今宵、銀河を杯にして 喜久水 特別純米酒 「菊慈童」



飯田でピアニストがプレゼントされたものを、私がいただいて帰ってまいりました。日本酒度+2、やや辛口と書いてありますが、やや甘く感じます。このお酒で注目していただきたいのは、何と申しましてもラベルに書かれております絵。

飯田市では昨年地元出身の画家、菱田春草の「菊慈童」を、市民有志から基金を募り、3億ですか3億5千万ですかで買い求めたのだとか。この「菊慈童」が展示されております美術博物館でもコンサートがあったものですから、コンサート終演後、時間外ではありましたが見せていただいてまいりました。線描のない、朦朧体、という手法で描かれたものなのだそうで、このラベルの上部には霞が拡がっておりまして、確かに朦朧と…?

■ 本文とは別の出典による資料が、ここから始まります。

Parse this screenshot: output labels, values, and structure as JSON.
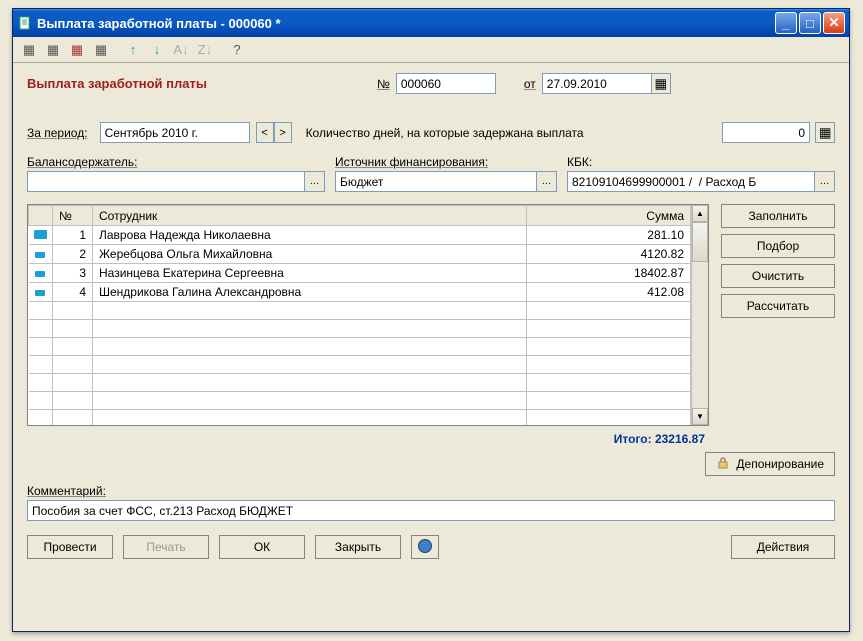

この「菊慈童」というのは、中国に伝わるお話だそうで、周の時代、王に仕えていた慈童という少年が、あるとき王の枕をまたいでしまった罪で深山に流されてしまったのだそうです。これを憐れんだ王は、彼に二句の経文を与え、慈童はそれを朝夕に唱え、忘れてはいけないと傍らに生える菊の葉にしたためておいたとか。すると菊の葉から滴り落ちた露が谷川の水と混じって不老不死の霊薬と化し、それを口にした慈童は少年のままで八百年を過ごしたと言われている、たいそうお目出度いお話なのだとか。

でも、少年のまま八百年も生き長らえたことが、はたして慈童にとって幸せな事であったのでしょうか、ね。